A industrialização cooperativa nasceu da necessidade concreta de oferecer ao pequeno e médio produtor condições reais de competir nos mercados nacional e mundial. A partir de uma política consistente de assistência técnica, financiamento de insumos, incorporação de tecnologias e difusão do conhecimento científico, as cooperativas criaram as bases para um ambiente rural moderno, dinâmico e inovador. O setor que, no passado, convivia com incertezas e improvisos, passou a operar com planejamento, escala, previsibilidade e segurança econômica.

Artigo escrito pelo presidente do Sistema Ocesc Vanir Zanatta.
Essa transformação teve efeitos profundos. Ao elevar a renda e melhorar as condições de vida no campo, o cooperativismo contribuiu decisivamente para fixar o homem no meio rural, ampliar o acesso a serviços essenciais e impulsionar o desenvolvimento regional. A eletrificação rural, a habitação, o saneamento, a mecanização agrícola e a adoção de equipamentos de última geração são frutos diretos da ação integrada das cooperativas ao longo de décadas.
O grande oeste catarinense, outrora isolado e economicamente frágil, encontrou no cooperativismo uma resposta sólida para seus desafios estruturais. A tradição cultural das etnias colonizadoras, a topografia acidentada e a predominância de minifúndios criaram um cenário propício à cooperação, que rapidamente se consolidou como ferramenta de proteção econômica, defesa política e fortalecimento social. Hoje, o ramo agropecuário responde pela maior parcela do PIB cooperativista do Estado e sustenta um agronegócio altamente competitivo, marcado pela presença de tecnologias avançadas que vão da biotecnologia à inteligência artificial.

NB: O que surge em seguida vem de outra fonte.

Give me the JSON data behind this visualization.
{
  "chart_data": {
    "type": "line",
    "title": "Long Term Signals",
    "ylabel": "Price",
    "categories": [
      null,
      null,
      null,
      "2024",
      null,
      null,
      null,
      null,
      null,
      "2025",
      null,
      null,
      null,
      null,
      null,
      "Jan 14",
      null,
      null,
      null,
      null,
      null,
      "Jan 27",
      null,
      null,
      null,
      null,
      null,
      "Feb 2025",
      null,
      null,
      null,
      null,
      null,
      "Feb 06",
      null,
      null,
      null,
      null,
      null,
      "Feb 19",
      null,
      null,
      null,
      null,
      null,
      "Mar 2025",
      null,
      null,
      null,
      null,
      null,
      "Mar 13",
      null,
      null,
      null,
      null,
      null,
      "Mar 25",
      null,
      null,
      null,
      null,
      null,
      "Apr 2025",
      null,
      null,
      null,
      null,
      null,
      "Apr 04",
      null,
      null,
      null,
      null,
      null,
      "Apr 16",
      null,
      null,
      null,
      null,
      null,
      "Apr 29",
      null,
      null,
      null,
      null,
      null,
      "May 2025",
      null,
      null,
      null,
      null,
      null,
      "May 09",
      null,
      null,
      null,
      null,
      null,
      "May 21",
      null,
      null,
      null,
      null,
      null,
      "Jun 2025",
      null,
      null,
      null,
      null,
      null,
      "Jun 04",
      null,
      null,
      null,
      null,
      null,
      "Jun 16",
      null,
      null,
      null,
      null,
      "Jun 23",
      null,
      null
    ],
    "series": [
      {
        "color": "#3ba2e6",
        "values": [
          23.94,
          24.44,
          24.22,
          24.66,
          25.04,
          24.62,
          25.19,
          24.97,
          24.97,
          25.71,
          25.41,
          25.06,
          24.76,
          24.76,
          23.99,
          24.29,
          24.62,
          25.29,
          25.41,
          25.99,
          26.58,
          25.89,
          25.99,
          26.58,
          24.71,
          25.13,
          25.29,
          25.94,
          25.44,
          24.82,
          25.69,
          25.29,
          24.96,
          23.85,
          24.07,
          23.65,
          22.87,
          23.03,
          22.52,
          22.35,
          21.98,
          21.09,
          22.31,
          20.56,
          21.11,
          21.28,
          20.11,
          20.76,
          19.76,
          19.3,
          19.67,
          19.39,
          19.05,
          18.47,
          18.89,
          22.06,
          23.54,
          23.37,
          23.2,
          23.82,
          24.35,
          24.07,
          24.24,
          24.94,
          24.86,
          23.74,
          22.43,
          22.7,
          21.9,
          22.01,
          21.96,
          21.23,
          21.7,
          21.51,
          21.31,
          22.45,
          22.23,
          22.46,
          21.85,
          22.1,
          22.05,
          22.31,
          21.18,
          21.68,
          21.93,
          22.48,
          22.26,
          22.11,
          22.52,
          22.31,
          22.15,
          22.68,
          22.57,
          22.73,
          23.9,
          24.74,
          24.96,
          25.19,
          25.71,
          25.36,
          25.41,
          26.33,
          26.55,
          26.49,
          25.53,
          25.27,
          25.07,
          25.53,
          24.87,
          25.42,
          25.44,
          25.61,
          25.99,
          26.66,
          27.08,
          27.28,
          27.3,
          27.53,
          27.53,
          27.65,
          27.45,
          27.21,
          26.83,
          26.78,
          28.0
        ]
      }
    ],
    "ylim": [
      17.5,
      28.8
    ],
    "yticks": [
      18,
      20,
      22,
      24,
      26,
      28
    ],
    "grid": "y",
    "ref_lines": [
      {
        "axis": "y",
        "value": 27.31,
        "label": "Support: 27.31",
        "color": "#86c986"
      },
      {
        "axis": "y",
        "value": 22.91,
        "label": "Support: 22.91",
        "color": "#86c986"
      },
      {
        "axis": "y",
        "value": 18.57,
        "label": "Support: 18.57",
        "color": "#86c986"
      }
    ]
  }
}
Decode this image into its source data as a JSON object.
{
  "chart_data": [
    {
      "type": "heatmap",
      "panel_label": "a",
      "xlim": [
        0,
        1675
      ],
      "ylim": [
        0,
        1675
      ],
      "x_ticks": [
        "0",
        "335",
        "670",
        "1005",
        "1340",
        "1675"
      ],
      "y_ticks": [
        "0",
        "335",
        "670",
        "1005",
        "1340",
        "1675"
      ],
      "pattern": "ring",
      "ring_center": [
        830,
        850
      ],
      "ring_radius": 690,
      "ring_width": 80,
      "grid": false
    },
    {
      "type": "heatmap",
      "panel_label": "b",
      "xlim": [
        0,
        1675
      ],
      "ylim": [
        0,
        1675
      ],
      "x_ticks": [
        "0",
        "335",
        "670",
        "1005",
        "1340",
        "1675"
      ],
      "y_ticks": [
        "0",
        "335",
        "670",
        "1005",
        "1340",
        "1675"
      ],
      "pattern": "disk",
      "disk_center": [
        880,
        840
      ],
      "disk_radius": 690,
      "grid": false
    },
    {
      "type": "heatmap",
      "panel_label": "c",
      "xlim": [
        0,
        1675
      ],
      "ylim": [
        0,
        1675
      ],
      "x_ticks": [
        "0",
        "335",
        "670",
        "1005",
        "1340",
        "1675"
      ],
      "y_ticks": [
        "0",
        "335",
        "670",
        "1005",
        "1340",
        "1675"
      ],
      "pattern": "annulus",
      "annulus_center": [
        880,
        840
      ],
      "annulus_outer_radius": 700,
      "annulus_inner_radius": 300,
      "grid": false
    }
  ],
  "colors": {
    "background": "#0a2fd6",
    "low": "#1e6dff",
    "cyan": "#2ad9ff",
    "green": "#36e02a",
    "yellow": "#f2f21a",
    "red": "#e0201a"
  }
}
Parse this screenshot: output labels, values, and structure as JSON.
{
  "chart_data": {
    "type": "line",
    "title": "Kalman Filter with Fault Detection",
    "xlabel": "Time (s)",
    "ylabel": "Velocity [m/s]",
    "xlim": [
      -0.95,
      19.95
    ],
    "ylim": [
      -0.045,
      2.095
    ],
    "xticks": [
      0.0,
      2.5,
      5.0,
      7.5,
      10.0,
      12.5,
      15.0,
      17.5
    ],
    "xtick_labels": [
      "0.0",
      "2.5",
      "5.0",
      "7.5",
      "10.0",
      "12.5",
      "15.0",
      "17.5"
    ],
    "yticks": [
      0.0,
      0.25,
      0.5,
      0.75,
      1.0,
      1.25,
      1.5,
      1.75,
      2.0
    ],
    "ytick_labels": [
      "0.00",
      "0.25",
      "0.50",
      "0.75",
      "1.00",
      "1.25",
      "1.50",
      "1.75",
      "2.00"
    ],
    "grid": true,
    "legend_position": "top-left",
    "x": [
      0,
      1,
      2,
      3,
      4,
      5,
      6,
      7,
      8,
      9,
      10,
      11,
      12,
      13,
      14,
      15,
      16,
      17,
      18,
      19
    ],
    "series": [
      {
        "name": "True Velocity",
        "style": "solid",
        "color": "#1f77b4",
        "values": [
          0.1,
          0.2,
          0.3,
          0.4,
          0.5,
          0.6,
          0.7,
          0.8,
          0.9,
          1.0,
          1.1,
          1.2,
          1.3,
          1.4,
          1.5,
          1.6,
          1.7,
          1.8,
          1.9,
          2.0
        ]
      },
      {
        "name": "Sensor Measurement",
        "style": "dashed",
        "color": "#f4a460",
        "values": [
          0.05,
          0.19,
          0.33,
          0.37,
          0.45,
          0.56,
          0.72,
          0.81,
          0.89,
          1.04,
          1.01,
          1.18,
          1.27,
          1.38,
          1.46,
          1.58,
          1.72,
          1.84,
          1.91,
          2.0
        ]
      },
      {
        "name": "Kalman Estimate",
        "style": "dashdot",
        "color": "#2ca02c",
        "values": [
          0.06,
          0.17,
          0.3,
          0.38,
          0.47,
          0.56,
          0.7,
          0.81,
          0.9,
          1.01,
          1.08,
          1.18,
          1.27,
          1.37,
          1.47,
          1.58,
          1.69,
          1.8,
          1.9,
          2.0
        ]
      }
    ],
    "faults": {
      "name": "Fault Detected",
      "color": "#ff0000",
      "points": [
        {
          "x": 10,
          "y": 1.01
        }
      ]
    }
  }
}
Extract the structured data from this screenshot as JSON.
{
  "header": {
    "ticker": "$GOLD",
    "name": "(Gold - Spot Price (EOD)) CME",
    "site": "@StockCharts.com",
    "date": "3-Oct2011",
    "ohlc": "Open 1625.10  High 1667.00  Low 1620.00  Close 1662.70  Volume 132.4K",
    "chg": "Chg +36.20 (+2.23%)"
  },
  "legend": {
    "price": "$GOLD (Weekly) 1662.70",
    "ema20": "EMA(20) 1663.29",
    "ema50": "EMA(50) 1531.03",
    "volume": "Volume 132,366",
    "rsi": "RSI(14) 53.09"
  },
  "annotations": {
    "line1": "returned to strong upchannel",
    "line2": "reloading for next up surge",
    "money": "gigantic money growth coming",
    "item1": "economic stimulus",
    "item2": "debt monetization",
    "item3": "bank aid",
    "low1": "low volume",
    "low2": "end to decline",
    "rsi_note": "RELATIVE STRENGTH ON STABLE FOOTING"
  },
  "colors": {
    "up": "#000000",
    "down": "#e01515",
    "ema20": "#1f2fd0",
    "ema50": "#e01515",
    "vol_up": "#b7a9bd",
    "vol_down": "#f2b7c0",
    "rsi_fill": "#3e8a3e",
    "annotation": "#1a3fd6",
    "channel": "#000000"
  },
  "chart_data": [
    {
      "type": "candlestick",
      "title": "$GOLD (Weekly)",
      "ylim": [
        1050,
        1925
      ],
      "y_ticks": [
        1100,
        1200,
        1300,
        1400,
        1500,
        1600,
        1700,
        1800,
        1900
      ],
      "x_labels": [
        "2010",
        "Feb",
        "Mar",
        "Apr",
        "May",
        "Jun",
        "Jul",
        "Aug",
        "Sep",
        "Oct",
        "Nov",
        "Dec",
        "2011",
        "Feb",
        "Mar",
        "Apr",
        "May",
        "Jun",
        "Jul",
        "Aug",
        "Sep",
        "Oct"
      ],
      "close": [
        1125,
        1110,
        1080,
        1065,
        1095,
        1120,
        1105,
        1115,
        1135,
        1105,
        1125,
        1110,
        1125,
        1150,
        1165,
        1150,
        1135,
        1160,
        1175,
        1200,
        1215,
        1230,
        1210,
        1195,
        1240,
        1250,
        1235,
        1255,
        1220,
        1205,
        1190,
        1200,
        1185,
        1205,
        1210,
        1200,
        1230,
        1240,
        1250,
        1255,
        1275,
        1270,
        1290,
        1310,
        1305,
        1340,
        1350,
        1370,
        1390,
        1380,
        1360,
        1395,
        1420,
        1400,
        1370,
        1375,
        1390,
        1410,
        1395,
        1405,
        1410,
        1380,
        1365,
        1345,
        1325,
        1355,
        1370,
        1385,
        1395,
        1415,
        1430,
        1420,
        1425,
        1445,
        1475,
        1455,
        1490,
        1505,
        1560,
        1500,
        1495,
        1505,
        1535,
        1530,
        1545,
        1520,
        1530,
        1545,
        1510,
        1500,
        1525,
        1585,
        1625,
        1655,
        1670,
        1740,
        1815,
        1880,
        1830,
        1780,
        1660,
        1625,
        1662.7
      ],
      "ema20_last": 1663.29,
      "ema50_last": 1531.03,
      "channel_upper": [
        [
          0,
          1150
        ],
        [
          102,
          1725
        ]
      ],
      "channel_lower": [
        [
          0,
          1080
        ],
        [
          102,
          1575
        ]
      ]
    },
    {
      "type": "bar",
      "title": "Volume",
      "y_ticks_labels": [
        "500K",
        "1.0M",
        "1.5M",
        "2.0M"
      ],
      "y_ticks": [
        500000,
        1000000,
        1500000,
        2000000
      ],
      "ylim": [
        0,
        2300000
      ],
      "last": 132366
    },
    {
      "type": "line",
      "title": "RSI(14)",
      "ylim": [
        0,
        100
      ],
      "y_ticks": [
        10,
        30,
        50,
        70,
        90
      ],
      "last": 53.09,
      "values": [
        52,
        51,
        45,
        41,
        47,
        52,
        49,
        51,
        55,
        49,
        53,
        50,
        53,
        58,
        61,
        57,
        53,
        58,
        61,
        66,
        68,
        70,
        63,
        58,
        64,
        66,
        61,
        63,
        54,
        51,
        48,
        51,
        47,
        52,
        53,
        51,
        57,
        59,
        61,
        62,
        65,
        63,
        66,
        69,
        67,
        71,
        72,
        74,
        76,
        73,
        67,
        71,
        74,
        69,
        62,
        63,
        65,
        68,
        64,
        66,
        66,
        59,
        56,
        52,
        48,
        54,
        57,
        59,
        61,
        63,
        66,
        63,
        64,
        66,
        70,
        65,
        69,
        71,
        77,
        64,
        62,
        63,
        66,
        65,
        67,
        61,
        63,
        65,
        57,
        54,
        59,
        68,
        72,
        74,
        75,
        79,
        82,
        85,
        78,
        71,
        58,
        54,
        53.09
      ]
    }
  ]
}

A decisão histórica de industrializar a produção primária não apenas agregou valor aos alimentos catarinenses, mas consolidou um modelo de desenvolvimento sustentável, orientado pela eficiência, pela competitividade e pelo compromisso com o bem-estar coletivo. Nesse ambiente, o conhecimento compartilhado tornou-se diferencial estratégico, essencial para enfrentar mercados globalizados e mudanças tecnológicas aceleradas.
A experiência catarinense demonstra que cooperar não é apenas uma alternativa econômica, mas um instrumento de transformação social. A industrialização promovida pelas cooperativas reafirma a atualidade e a força desse modelo, que segue inspirando investimentos, guiando decisões e moldando o futuro do desenvolvimento regional.